Относительно Вашего предложения могу сказать Вам (только Вам я решаюсь сказать об этом откровенно), что я нахожусь в мучительном раздумье: быть или не быть?
(...) Чем ближе становитесь Вы мне, чем теснее незримые нити связывают наши души, тем менее мне хочется, чтобы среди этих нитей была материальная зависимость. (...)
Другое дело — радиоприемник. Тут уж искушение слишком велико, а я ведь только слабая женщина! Приходится сознаться, что мне это вдвойне приятно, потому что он будет всегда напоминать о Вас. Но позвольте заметить, что, собираясь сделать подарок, не спрашивают о том разрешения. (...)

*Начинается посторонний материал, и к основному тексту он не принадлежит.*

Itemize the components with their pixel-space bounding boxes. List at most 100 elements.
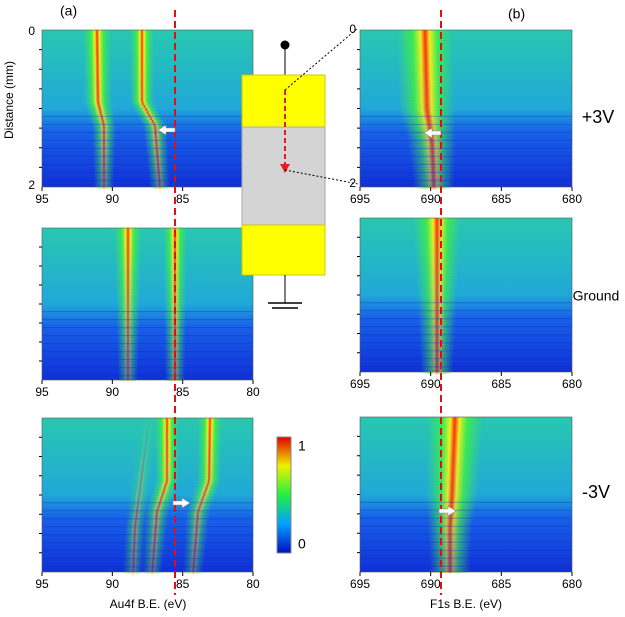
peak-row — [155, 463, 179, 467]
peak-row — [398, 96, 455, 100]
peak-row — [426, 447, 482, 451]
peak-row — [164, 357, 186, 361]
peak-row — [164, 315, 186, 319]
peak-row — [93, 186, 115, 190]
peak-row — [83, 54, 112, 58]
peak-row — [126, 514, 147, 518]
peak-row — [196, 481, 221, 485]
peak-row — [164, 360, 186, 364]
peak-row — [137, 433, 158, 437]
peak-row — [429, 558, 471, 562]
peak-row — [137, 427, 158, 431]
peak-row — [93, 174, 115, 178]
peak-row — [138, 421, 159, 425]
peak-row — [115, 282, 141, 286]
peak-row — [93, 162, 115, 166]
peak-row — [197, 475, 222, 479]
peak-row — [408, 147, 456, 151]
peak-row — [185, 529, 208, 533]
peak-row — [144, 517, 169, 521]
peak-row — [130, 30, 154, 34]
peak-row — [184, 535, 208, 539]
condition-label: Ground — [573, 288, 620, 304]
peak-row — [142, 123, 167, 127]
peak-row — [130, 60, 154, 64]
peak-row — [155, 427, 179, 431]
peak-row — [132, 105, 157, 109]
peak-row — [419, 350, 455, 354]
peak-row — [429, 567, 471, 571]
peak-row — [116, 306, 140, 310]
peak-row — [410, 162, 456, 166]
peak-row — [143, 535, 167, 539]
peak-row — [149, 496, 174, 500]
condition-label: -3V — [582, 482, 610, 502]
peak-row — [419, 338, 455, 342]
peak-row — [130, 66, 154, 70]
peak-row — [129, 493, 150, 497]
peak-row — [410, 156, 456, 160]
peak-row — [427, 525, 473, 529]
peak-row — [115, 285, 141, 289]
peak-row — [397, 48, 454, 52]
peak-row — [116, 324, 140, 328]
peak-row — [413, 230, 461, 234]
peak-row — [420, 365, 454, 369]
peak-row — [139, 117, 164, 121]
peak-row — [117, 369, 139, 373]
peak-row — [130, 99, 154, 103]
peak-row — [147, 502, 172, 506]
peak-row — [142, 556, 164, 560]
peak-row — [409, 153, 456, 157]
peak-row — [185, 523, 209, 527]
peak-row — [398, 90, 455, 94]
x-axis-label: Au4f B.E. (eV) — [110, 597, 187, 611]
peak-row — [397, 30, 453, 34]
peak-row — [163, 294, 187, 298]
peak-row — [197, 445, 222, 449]
peak-row — [136, 439, 157, 443]
x-tick-label: 685 — [491, 192, 511, 206]
peak-row — [429, 555, 471, 559]
peak-row — [144, 511, 169, 515]
peak-row — [197, 466, 222, 470]
peak-row — [428, 546, 472, 550]
peak-row — [426, 423, 483, 427]
peak-row — [194, 487, 219, 491]
peak-row — [416, 293, 458, 297]
colorbar: 1 0 — [276, 436, 306, 554]
peak-row — [130, 63, 154, 67]
peak-row — [426, 483, 479, 487]
peak-row — [413, 233, 461, 237]
peak-row — [197, 430, 222, 434]
peak-row — [116, 321, 140, 325]
peak-row — [426, 480, 479, 484]
peak-row — [183, 553, 206, 557]
peak-row — [115, 273, 141, 277]
peak-row — [428, 531, 472, 535]
peak-row — [420, 359, 454, 363]
peak-row — [420, 368, 454, 372]
peak-row — [93, 177, 115, 181]
peak-row — [185, 511, 210, 515]
peak-row — [153, 484, 178, 488]
peak-row — [197, 424, 222, 428]
peak-row — [426, 450, 481, 454]
peak-row — [184, 541, 207, 545]
peak-row — [117, 345, 139, 349]
peak-row — [115, 294, 141, 298]
peak-row — [426, 426, 483, 430]
peak-row — [397, 33, 454, 37]
peak-row — [145, 508, 170, 512]
peak-row — [145, 147, 169, 151]
peak-row — [142, 565, 163, 569]
panel-label: (a) — [60, 3, 77, 19]
peak-row — [123, 556, 144, 560]
peak-row — [184, 550, 206, 554]
peak-row — [92, 135, 116, 139]
peak-row — [418, 320, 456, 324]
peak-row — [134, 451, 155, 455]
peak-row — [398, 72, 455, 76]
peak-row — [426, 492, 479, 496]
peak-row — [93, 156, 115, 160]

Меня немного удивил Ваш призыв — любить жизнь. Неужели у Вас создалось такое мнение обо мне, что я не ценю жизнь? Наоборот, я страстно люблю жизнь, такую, какая она есть. И чем больше мне лет, тем больше я ценю жизнь, только, к сожалению, мне не удается занять в ней то место, которое хотелось бы. Моя работа, правда, по-своему интересная, тяжелая трудовая жизнь в сельской местности (вот что значит Бобровка) целиком поглощают у меня время и силы, но не захватывают полностью. Гораздо сильнее меня влечет к себе другое, недоступное по разным причинам: я очень люблю искусство — музыку, хороший театр, литературу, живопись. В свое время я подвизалась на всех этих поприщах, но всегда неуверенность в себе, своих силах мне мешала. (...) Также очень люблю танцы и спорт и занималась ими с детских лет. В Москве, в годы студенчества, увлекалась легкой атлетикой, коньками, лыжами, акробатикой, художественной гимнастикой. Была хорошим спринтером и выступала на первенство Москвы по гимнастике. Недурно рисовала, писала. На сцене рискнула выступить сравнительно недавно, в Крыму (удалось преодолеть свою застенчивость) и с довольно шумным успехом (у нас был хороший режиссер). В общем — задатков было много, а ничего не вышло. Всему виной — мой характер и воспитание. И главное, как Вы очень чутко заметили, была совершена ошибка, непоправимая ошибка, за которую расплата — моя жизнь. Эта ошибка — мой первый брак, распявший мое человеческое достоинство до такой степени, что я перестала себя уважать. Потом — годы войны, годы тяжелой и упорной борьбы за жизнь, свою и близких мне людей. После войны — вторичная ошибка, происшедшая тоже от жажды жизни и любви, и потом уже жизнь не для себя, заботы не о себе. Даже вечерами, вместо отдыха, стараешься взять какую-нибудь дополнительную работу. А если бы не эти земные цепи, я бы еще взлетела, да еще как! Ведь я сейчас и зрелее, и умнее, и жаднее к жизни, чем когда-то!